The last few weeks have been filled with red-hot striking and protests here in Paris.
This time, it’s all about, amongst other things, proposed labour reforms.
What kind of radical changes have the French government cooked up to incite so much anger?
Hollande & Co. are trying, among other things, to make it is easier to hire and fire employees. And, the French aren’t happy!
This may be difficult for non-French people to understand. After all, in the UK, we are used to this kind of job insecurity.
But, in France, people are still very attached to the idea that once you get a job, it’s yours. For life. Any attempt at eroding this protection is seen as sacrilege and violently rejected.
I’m not an economics expert, far from it.
There certainly seem to be lots of advantages to this approach that offers more security, less stress and a clearer work-life balance.
But, I can help feeling that one of the disadvantages of this overwhelming desire for a CDI (permanent contracts that are notoriously difficult to break) makes employers exceedingly cautious when it comes to choosing candidates, as they can’t afford to make a mistake and be stuck with a deadweight for years to come.

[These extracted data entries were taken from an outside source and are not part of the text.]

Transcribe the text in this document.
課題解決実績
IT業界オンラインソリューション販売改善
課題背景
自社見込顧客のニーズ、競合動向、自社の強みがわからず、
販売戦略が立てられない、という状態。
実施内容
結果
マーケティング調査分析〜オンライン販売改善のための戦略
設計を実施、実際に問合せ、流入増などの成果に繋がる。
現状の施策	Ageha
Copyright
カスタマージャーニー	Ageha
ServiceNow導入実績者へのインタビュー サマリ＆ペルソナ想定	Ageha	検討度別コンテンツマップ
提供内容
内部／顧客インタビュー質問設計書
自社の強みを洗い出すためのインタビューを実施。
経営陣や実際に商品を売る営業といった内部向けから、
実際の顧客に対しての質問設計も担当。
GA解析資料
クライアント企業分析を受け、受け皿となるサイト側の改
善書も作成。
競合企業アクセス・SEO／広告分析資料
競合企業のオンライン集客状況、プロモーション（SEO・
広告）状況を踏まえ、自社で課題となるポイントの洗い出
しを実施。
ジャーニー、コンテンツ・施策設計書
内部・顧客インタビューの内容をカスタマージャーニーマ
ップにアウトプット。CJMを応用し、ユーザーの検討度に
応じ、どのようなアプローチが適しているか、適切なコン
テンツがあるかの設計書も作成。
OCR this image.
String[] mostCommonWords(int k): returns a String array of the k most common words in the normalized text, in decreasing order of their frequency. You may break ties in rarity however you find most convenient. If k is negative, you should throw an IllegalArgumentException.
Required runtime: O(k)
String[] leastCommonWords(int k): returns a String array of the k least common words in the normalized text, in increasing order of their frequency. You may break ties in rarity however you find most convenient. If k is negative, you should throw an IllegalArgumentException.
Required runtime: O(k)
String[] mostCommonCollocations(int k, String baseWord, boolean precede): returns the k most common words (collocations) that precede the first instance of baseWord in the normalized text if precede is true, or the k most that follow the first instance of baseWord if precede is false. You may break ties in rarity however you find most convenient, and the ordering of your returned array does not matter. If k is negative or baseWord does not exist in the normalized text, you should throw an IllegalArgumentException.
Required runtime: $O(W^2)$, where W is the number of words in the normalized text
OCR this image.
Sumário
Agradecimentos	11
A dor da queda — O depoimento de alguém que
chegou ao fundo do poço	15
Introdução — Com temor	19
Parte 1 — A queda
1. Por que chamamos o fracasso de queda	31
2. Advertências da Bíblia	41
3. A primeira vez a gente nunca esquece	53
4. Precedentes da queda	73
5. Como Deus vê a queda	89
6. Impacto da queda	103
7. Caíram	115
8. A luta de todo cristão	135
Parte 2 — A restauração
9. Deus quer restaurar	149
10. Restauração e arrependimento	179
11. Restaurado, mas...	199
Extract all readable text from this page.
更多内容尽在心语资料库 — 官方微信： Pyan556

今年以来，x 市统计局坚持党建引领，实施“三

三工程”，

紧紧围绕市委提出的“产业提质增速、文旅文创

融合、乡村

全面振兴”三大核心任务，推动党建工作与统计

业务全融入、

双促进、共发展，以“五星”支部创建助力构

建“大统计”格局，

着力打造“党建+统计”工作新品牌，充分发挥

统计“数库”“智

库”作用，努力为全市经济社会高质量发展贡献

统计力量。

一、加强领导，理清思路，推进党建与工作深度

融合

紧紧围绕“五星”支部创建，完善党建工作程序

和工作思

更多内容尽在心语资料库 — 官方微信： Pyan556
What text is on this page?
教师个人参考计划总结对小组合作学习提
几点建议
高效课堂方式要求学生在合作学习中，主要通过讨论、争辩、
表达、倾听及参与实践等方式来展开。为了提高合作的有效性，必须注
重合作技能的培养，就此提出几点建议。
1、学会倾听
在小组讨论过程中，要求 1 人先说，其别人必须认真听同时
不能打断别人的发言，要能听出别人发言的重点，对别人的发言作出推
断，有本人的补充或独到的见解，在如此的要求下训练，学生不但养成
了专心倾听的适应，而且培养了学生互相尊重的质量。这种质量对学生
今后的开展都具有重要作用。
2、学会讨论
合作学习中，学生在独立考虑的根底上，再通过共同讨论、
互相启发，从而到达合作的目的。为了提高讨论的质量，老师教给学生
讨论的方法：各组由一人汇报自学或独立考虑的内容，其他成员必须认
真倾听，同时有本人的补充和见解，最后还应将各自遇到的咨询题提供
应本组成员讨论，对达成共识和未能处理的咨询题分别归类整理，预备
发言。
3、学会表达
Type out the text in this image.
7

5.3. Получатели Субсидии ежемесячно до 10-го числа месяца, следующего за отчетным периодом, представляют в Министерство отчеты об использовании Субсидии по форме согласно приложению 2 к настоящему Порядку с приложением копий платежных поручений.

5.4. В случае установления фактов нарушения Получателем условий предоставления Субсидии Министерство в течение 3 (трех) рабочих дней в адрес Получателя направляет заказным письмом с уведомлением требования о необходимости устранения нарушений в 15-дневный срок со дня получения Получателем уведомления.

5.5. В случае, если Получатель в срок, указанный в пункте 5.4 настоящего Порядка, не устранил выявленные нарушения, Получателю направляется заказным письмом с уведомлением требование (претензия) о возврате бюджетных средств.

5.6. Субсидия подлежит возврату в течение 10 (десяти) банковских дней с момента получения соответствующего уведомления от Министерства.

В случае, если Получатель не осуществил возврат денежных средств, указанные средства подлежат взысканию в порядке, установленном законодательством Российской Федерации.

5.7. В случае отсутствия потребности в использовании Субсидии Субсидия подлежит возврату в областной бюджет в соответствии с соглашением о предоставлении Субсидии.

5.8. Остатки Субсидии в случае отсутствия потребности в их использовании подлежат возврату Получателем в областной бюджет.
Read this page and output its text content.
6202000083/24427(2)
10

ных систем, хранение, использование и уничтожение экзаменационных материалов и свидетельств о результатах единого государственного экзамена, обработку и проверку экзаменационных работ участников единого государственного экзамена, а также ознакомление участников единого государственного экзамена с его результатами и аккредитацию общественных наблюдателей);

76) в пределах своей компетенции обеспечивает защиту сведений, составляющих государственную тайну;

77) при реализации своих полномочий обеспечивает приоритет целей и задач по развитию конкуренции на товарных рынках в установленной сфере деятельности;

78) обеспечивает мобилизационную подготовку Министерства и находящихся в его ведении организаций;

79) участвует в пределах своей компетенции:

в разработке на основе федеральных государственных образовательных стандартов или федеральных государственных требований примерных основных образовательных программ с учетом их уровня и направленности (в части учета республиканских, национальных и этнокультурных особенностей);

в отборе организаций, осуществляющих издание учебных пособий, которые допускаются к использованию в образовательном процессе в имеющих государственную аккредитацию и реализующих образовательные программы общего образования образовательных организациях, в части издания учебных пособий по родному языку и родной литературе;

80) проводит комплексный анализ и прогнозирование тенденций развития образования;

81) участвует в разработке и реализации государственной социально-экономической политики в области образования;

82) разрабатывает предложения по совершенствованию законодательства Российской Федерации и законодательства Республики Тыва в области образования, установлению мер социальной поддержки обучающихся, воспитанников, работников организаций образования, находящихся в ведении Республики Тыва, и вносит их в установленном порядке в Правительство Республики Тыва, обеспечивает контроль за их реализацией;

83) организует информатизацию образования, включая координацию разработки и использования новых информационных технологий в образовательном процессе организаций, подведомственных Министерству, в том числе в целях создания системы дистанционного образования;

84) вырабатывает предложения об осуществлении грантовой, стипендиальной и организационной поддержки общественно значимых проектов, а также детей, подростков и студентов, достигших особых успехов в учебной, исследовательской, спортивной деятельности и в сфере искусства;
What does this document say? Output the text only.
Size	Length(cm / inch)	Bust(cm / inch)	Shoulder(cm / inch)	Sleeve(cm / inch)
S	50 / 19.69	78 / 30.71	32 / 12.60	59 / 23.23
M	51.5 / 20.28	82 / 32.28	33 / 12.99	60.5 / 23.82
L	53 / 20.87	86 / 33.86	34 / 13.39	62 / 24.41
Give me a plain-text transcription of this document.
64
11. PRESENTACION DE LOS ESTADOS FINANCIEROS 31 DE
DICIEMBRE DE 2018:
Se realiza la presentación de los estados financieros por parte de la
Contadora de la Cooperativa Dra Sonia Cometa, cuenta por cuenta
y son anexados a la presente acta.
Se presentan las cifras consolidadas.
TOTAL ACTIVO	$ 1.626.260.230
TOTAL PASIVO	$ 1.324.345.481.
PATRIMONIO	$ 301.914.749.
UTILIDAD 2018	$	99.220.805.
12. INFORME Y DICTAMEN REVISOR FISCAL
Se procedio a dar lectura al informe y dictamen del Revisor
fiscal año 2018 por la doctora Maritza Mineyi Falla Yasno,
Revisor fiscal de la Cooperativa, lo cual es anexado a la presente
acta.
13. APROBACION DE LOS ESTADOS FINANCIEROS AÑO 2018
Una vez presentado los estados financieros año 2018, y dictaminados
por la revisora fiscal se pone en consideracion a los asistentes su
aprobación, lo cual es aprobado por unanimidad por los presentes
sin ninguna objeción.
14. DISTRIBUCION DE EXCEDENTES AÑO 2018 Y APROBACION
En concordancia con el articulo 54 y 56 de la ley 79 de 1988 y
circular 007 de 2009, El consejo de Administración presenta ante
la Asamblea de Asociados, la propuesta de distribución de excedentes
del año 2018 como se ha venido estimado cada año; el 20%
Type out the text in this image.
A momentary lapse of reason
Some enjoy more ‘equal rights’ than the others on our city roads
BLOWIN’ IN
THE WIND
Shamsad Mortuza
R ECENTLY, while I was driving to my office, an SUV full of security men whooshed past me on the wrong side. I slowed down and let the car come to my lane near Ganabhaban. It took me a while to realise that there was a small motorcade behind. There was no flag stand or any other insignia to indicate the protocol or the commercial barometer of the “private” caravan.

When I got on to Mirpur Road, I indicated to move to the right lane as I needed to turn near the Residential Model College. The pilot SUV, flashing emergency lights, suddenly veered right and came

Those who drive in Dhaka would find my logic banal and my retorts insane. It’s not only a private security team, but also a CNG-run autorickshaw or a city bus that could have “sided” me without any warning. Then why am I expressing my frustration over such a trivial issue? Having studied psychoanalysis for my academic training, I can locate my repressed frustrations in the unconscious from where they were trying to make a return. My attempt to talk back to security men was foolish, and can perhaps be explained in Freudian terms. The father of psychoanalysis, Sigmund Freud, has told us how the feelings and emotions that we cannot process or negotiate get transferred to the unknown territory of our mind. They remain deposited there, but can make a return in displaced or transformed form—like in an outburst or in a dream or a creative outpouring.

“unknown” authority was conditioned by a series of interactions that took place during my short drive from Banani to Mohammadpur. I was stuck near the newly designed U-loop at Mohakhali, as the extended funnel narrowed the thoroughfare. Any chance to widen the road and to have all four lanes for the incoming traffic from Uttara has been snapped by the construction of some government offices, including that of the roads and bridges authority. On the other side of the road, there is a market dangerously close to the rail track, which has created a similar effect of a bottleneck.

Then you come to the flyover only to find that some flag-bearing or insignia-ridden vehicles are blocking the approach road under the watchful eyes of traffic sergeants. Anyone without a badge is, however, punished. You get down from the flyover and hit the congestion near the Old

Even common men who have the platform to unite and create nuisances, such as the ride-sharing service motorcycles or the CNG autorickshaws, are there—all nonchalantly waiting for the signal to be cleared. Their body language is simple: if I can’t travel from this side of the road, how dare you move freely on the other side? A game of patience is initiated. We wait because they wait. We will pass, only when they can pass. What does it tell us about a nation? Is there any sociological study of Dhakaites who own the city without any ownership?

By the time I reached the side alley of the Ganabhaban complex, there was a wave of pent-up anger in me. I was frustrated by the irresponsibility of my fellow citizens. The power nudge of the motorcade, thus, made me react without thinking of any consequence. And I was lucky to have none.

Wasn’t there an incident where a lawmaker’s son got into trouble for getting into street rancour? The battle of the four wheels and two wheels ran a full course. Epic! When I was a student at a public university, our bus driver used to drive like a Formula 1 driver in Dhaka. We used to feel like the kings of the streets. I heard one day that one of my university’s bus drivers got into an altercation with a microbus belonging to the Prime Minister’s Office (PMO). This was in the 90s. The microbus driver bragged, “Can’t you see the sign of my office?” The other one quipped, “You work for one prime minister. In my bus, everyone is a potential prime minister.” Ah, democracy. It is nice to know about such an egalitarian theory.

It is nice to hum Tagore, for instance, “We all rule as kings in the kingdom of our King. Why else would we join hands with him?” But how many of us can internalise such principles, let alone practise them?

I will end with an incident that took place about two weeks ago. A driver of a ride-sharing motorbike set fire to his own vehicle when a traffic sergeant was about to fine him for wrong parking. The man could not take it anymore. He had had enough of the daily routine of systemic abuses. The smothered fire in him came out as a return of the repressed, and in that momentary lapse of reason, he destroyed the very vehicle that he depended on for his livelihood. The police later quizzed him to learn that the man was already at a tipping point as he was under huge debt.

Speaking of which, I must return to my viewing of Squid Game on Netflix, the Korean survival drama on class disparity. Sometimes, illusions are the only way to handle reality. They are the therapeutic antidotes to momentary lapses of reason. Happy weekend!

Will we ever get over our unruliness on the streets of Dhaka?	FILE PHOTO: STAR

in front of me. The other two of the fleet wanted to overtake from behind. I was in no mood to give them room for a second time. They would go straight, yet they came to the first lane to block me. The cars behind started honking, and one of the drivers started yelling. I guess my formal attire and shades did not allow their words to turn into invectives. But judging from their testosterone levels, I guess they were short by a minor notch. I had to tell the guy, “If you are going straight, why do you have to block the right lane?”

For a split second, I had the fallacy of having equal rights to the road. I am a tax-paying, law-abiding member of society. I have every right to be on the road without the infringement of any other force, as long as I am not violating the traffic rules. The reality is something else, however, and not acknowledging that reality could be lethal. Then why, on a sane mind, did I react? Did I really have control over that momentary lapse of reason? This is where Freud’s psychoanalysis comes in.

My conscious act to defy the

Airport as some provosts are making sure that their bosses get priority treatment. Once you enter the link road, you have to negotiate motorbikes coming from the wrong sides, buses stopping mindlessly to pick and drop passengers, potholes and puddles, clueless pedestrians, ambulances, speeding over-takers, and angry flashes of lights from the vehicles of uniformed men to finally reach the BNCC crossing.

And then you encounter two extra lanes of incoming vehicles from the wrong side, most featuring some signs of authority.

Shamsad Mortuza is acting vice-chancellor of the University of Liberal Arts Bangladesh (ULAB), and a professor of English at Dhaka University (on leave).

They therefore choose overqualified individuals, hence the abundance of double or triple Masters degrees floating around. This makes it difficult for young people to get a foot in the career ladder and means unchallenged employees get bored and demotivated – they can’t be fired anyway!
Public (and back bench) pressure has already succeeded in diluting the changes, so that they only apply to big companies.
But, the striking and protests – including Indignados-inspired camping out – are still in full swing!